Translating your administrator

For large(r) projects, the need to be able to translate your administrator into multiple languages often arises. This is (relatively) easy in Monad.

Configuring angular-gettext

Monad internally uses angular-gettext to provide so-called "i18n" to your administrator. Generic texts like "please login" are provided by Monad in English and Dutch; it's up to you to mark and provide translations for your own components and/or other languages.

Monad contains the i18n.png sprite with "flags of the world". Refer to ./src/_sass/_flags.scss for the correct classname for your language. E.g. for the class .en the language string should be stored as "en", whereas Welsh uses .wales/"wales".

If you installed Monad via NPM (and have the dev dependencies) you'll already have a copy of angular-gettext available. Otherwise, follow the instructions for angular-gettext to set it up inside your project. The website contains clear instructions.

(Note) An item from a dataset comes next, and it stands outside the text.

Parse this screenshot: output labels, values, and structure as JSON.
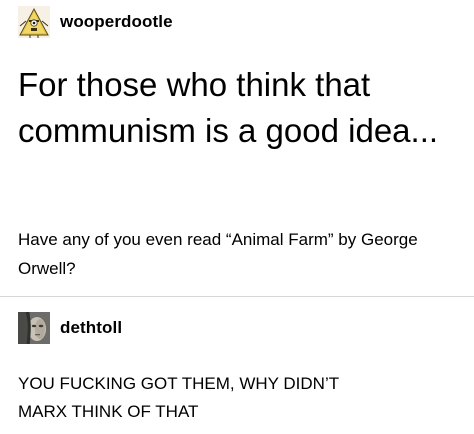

Generating or creating a .pot file

GNU-gettext uses "catalogs" stored in so-called .pot files. These are templates for your translations. Where you store it doens't really matter, but the convention is to create a ./Locale or ./po folder in the root of your project.

angular-gettext comes with tools to automatically extract strings from your templates. Please refer to their documentation. Alternatively, you can manually fill your .pot file. The angular-gettext documentation also contains hints on how to use a number of popular editors to edit and translate your templates; we personally use poedit but any one will do.

Translating strings

That's your job :) Some editors offer translation hints, but in the end it's going to require some manual work.

Linking object properties to human-readable text

In your templates, simply add the translate attribute to any element you want to translate. E.g., in a list template's table headings:

<mo-list-table>
    <table>
        <tr>
            <th property="id" translate>ID</th>
        </tr>
    </table>
</mo-list-table>

Just mark whatever you need translated. Usually this is either "nothing" or "everything" ;)

Compiling translations for use

Once you've generated a .pot template, translated all the strings and saved your various language files as .po files, run the Grunt task supplied by angular-gettext to compile to Javascript.

Do not add a module name. Imports get "hoisted", so if you try to use a custom module name it won't exist yet during inclusion. Just use the default ("gettext") which is guaranteed to exist and on which Monad itself already depends.

Importing translations in your admin

This is now as simple as:

// ES6
import '/path/to/i18n.js';
// Browserify
require('/path/to/i18n.js');

...or, if you're not using these, concatenate or copy/paste.